One chef is revolutionizing how people snack at the cinema.

Sherry Yard, chief operating officer restaurant division of iPic Entertainment, is a critically acclaimed chef and cookbook author who worked with Wolfgang Puck for nearly 20 years.

These days she's busy opening concept restaurants like City Perch Kitchen & Bar, which has locations in Bethesda, MD, and Fort Lee, NJ, and The Tuck Room, a gastro-lounge found in cities such as Houston, Miami Beach, Los Angeles and New York. These restaurants are owned by iPic Restaurants.

Yard has also designed the menu for iPic Theaters, creating items that can be eaten in the cinema without disturbing other audience members.

"I took it as a chef, but also as a guest — what would I want to see and what would I like?" Yard said of taking on the job of creating a new menu for iPic. "Of course, the first thing is it can't be too smelly, can't be too noisy, no forks, no knives and then it was 'what do I like to eat? What would I want to eat?'"

Yard's iPic menu is a snackable version of her City Perch menu. Items traditionally eaten with a fork are transformed into hands-only meals. City Perch's Caesar Salad has been recreated into Chicken Caesar Salad Boats — the chicken, croutons, Parmesan and dressing are housed in romaine lettuce rolls.

Similarly, the lobster platters offered at City Perch have been recreated as easy-to-eat poached lobster rolls with pink chili dressing.

These menu items are designed as fancy finger food and don't require silverware or come in noisy, crinkly plastic.

Yard is quick to admit that there is always indulgence involved in her cooking and the iPic menu is no exception. In-cinema "nosh bites" include ham and cheese biscuits with maple butter, Thai coconut shrimp, and quinoa and spinach dip with applewood smoked bacon.

iPic Express food offerings: Croquettes, Caesar Spears, and Lobster Roll.
Source: iPic Theaters

For supper, customers can dine on beer-battered fish and chips, buttermilk fried chicken and mahi-mahi fish tacos, among a list of other items from pizzas to burgers and, of course, sumptuous sweets.

The menu prices may seem steep to some moviegoers. But, for Yard, the cost is worth the experience.Prices range from $8 for sweet potato fries or chocolate s'mores cake to $19 for grilled beef tenderloin skewers or filet mignon sliders.

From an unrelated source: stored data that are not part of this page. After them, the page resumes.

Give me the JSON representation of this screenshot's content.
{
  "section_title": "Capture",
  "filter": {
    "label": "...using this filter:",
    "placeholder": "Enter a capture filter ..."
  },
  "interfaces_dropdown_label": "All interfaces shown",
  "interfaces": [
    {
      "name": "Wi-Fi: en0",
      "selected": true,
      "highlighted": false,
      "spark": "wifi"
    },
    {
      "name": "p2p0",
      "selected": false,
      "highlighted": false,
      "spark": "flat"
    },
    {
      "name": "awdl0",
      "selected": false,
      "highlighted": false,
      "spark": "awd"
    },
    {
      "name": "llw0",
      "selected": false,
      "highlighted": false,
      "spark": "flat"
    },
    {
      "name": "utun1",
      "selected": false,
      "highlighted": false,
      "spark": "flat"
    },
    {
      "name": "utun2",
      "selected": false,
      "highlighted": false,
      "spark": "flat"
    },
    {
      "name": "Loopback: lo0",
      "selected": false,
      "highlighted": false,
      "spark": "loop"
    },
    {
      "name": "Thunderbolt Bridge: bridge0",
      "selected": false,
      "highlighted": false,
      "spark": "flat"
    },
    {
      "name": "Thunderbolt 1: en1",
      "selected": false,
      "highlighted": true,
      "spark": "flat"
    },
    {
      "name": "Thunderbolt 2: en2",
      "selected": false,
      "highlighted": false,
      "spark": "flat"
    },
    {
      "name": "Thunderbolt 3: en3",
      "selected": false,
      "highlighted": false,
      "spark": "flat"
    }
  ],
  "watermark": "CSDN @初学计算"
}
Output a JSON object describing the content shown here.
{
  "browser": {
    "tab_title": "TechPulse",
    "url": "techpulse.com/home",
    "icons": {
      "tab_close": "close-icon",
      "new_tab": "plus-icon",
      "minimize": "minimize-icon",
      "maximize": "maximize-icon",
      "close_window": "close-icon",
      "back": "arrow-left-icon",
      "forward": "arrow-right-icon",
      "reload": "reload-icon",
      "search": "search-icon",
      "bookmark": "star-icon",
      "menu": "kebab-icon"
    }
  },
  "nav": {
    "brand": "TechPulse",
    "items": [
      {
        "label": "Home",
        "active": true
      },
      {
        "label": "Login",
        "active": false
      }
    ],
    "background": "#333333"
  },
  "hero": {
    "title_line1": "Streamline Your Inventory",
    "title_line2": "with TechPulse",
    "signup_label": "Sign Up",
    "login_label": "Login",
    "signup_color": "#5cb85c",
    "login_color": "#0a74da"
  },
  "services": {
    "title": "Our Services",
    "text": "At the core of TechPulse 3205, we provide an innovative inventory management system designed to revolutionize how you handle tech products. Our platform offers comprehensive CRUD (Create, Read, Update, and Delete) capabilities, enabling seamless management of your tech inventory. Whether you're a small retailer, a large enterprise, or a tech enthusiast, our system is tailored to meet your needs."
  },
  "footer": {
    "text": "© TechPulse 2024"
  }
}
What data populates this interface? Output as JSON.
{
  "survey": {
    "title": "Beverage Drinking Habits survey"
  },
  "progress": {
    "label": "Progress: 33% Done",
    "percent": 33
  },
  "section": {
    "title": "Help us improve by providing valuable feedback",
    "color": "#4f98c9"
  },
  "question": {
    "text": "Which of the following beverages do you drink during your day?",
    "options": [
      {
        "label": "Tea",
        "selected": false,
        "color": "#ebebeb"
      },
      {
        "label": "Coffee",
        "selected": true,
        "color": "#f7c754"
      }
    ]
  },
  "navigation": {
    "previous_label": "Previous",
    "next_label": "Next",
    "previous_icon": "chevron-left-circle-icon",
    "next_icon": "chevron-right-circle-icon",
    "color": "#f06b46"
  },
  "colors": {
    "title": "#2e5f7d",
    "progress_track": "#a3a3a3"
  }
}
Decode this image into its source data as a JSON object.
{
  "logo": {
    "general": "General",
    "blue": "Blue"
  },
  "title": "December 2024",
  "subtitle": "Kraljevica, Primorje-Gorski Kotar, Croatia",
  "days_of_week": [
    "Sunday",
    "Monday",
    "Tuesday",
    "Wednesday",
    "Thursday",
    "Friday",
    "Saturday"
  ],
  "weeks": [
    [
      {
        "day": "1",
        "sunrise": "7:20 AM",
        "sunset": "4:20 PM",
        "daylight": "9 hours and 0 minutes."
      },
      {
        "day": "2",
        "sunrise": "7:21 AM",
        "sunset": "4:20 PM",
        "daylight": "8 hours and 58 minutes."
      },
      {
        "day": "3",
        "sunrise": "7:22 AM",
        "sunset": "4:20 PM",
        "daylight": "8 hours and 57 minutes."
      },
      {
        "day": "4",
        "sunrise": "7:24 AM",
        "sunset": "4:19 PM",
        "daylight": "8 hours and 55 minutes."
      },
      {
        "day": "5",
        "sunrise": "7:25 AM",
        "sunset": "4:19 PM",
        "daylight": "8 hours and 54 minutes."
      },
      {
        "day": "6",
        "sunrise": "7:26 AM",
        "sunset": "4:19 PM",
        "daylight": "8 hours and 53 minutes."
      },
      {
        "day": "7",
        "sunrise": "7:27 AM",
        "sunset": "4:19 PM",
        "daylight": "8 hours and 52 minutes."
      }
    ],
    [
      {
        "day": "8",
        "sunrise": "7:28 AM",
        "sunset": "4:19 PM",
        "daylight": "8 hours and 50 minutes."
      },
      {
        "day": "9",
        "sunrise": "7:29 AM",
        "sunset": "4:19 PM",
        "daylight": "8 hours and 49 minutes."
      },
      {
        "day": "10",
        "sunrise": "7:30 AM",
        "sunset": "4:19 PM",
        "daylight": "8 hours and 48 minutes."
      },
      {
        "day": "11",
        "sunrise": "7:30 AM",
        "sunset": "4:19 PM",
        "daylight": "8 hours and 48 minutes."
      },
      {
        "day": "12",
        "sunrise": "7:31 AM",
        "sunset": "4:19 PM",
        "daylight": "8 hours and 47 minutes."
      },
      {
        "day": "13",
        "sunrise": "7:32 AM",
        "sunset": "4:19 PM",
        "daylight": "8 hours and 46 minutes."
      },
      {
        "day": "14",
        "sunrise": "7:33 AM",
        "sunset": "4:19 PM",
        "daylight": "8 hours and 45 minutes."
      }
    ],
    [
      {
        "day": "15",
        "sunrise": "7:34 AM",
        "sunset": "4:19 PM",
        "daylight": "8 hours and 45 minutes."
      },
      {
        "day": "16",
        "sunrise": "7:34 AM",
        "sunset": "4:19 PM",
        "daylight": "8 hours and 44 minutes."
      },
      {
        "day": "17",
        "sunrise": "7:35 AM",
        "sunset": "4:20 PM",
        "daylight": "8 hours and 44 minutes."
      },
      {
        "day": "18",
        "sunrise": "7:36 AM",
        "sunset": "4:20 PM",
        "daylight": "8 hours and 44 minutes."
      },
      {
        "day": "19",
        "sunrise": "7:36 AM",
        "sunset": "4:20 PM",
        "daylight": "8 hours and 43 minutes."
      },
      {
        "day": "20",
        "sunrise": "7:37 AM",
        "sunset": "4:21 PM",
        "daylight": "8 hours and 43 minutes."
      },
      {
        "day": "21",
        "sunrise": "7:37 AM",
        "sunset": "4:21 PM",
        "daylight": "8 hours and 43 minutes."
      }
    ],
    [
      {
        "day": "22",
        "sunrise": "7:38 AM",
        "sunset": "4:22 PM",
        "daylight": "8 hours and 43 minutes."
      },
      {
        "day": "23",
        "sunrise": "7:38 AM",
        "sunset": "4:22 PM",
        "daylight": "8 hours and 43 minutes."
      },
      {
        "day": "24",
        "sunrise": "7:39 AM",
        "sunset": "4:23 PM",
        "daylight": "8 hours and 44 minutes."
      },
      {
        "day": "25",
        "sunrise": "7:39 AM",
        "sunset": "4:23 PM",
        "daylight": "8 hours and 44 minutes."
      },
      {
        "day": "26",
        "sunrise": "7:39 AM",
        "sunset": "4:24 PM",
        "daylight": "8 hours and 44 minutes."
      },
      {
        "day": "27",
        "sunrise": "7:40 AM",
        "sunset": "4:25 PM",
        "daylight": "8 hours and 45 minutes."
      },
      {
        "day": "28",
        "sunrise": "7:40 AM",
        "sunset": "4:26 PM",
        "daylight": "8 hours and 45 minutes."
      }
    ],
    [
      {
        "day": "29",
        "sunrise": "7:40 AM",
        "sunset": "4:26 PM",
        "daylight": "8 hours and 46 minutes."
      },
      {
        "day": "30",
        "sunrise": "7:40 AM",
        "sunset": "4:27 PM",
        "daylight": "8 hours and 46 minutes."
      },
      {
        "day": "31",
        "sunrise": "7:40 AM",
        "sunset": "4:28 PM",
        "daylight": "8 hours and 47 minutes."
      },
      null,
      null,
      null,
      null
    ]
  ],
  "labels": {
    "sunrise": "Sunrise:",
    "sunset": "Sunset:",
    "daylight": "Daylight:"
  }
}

"Joining the team was really important to me because in my career, I've been a part of what I consider some real revolutions in food," she told CNBC.

Yard was part of a team in the '80s that included James Beard Award Winner Bradley Ogden and famed chef Jan Birnbaum, who worked to change the way that consumers view hotel restaurants. Ogden, Birnbaum and Yard, among others, transformed the Taj Campton Place Hotel into a dining destination.

At the time, no one thought that could be done. "Folks wouldn't look at hotels to go eat," she said.

It seems Yard has taken that same concept and applied it to the movies.

"It's unprecedented, the things that we are doing," Yard said. "Whether it's overnight brining or braises, we're really taking on techniques and cooking styles that you would find in fine dining restaurants."